2- Il n'exclut pas les mesures de rétorsion les plus sévères et c'est évidemment de l'arme nucléaire qu'il parle.
3- Il est prêt à déclencher ces mesures de rétorsion, dès l'instant que le sol russe sera touché et c'est le même jour où il annonce des référendums sur les provinces russophones de l'Ukraine, référendums d'annexion, ce qui signifie que ces provinces-là, si elles sont attaquées, il se réserve le droit des armes les plus terrifiantes que nous puissions rencontrer.
Ce discours… Il y a parfois des discours des responsables politiques qui font date. Nous en avons connu quelques-uns durant le 20ème siècle, des plus terribles. Celui-là est du nombre.
Vous imaginez bien que le retour de la guerre d'annexion en Europe a évidemment une signification terrible pour l'incertitude de nos pays, et cela signifie crise économique. Avant d'investir, les investisseurs regardent les risques. C'est ce que l'on appelle les anticipations : positives, si on a l'impression que tout va aller bien et négatives. Or, si elles sont négatives, on investit moins que quand c'est positif.
Cela, c'est l'Europe.
Il se passe en Chine des choses que les livres d'histoire retiendront, car, tout d'un coup, la Chine, l'immense Chine, 1 350 000 000 d'habitants, a pris conscience du fait que sa démographie était telle qu'elle allait perdre 500 millions d'habitants dans les 25 ou 30 années qui viennent.
500 millions d'habitants, c'est la population totale de l'Europe.

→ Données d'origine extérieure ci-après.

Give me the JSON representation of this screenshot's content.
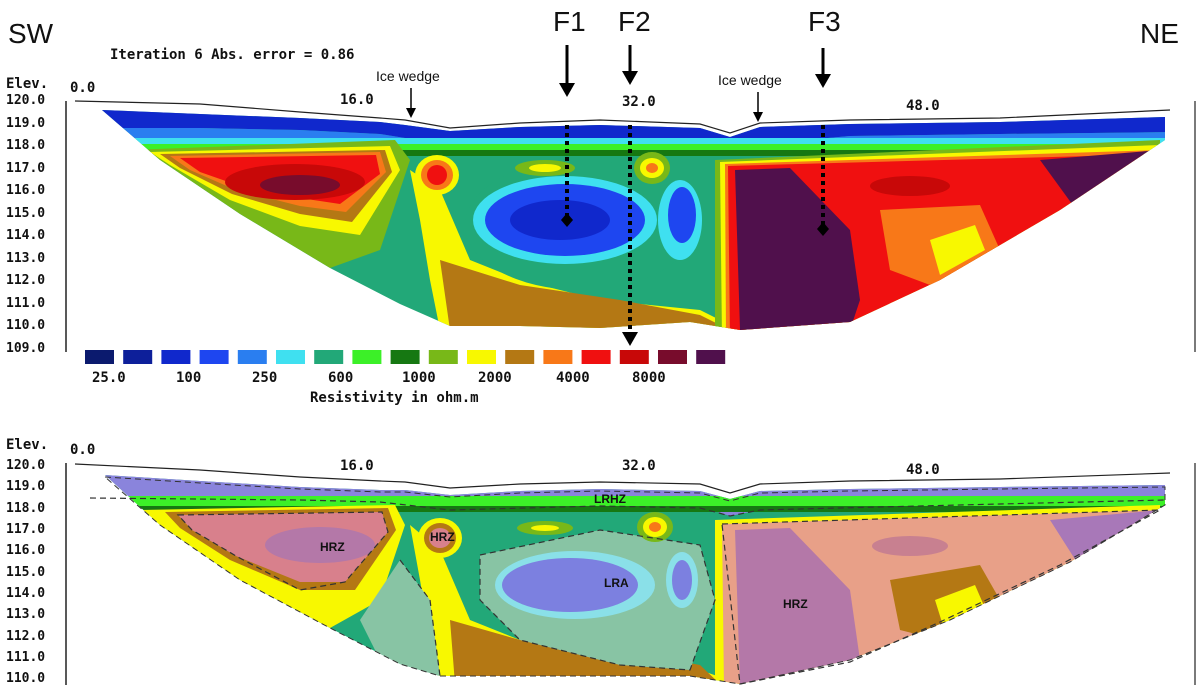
{
  "labels": {
    "sw": "SW",
    "ne": "NE",
    "iteration": "Iteration 6 Abs. error = 0.86",
    "f1": "F1",
    "f2": "F2",
    "f3": "F3",
    "ice_wedge_1": "Ice wedge",
    "ice_wedge_2": "Ice wedge",
    "elev_top": "Elev.",
    "elev_bottom": "Elev.",
    "x0_top": "0.0",
    "x0_bottom": "0.0",
    "resistivity": "Resistivity in ohm.m"
  },
  "x_ticks": [
    "16.0",
    "32.0",
    "48.0"
  ],
  "y_ticks_top": [
    "120.0",
    "119.0",
    "118.0",
    "117.0",
    "116.0",
    "115.0",
    "114.0",
    "113.0",
    "112.0",
    "111.0",
    "110.0",
    "109.0"
  ],
  "y_ticks_bottom": [
    "120.0",
    "119.0",
    "118.0",
    "117.0",
    "116.0",
    "115.0",
    "114.0",
    "113.0",
    "112.0",
    "111.0",
    "110.0"
  ],
  "legend": {
    "colors": [
      "#0b1a6e",
      "#0d1f9a",
      "#1028cc",
      "#1e46f0",
      "#2a7ef0",
      "#3fe0f0",
      "#22a878",
      "#3cf028",
      "#167812",
      "#78b818",
      "#f8f800",
      "#b47814",
      "#f87818",
      "#f01010",
      "#c80808",
      "#780c2c",
      "#50104c"
    ],
    "labels": [
      "25.0",
      "100",
      "250",
      "600",
      "1000",
      "2000",
      "4000",
      "8000"
    ]
  },
  "zones": {
    "hrz_1": "HRZ",
    "hrz_2": "HRZ",
    "hrz_3": "HRZ",
    "lra": "LRA",
    "lrhz": "LRHZ"
  }
}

Ce sont des chiffres, comme cela, qui ont l'air posés en l'air et dont on ne prend pas la mesure, mais vous voyez bien que, là aussi, les anticipations sont inquiétantes, sans compter l'obsession chinoise pour les matières premières, qu'elle n'a pas autant qu'elle le voudrait sur son sol, et qui existent ailleurs.
Par ailleurs, les États-Unis qui étaient aussi l'une des locomotives du monde, qui vivent une crise sociologique historique, car, tout d'un coup, dans la société américaine, revient le plus archaïque des refoulés : l'esclavage, la guerre de ces sessions, avec Trump qui joue sur ce clavier-là et un très grand nombre d'Américains, des dizaines et des dizaines de millions, qui se reconnaissent dans cette démarche de déstabilisation archaïque, au sens le plus dangereux du terme.
Et tout cela sur fonds d'inflation revenue que l'on n'avait pas vu depuis les années 70 du siècle précédent.
Et ceci, c'est la situation dans laquelle nous vivons et dans laquelle chacun de nos enfants va vivre dans la décennie qui vient.
Dans cette situation, ma conviction est que la France aurait des chances formidables, car elle n'est pas comme l'Allemagne, soumise à une crise consécutive à des erreurs politiques majeures ayant conduit à se livrer à la dépendance au gaz russe, sous l'influence de leaders politiques allemands qui n'étaient peut-être pas totalement désintéressés dans l'appel qu'ils ont fait à cette mutation énergétique.
Nous avons tout cela devant nous.
Nous aurions, la société française aurait, car c'est un pays magnifiquement équipé, car nos prédécesseurs ont eu l'intuition de construire ou d'essayer de construire une indépendance énergétique avec le nucléaire, dont il s'est trouvé qu'il était le mode de production d'électricité le moins générateur de gaz à effets de serre et, tout d'un coup, nous nous retrouvons en avance sur beaucoup de pays de la planète.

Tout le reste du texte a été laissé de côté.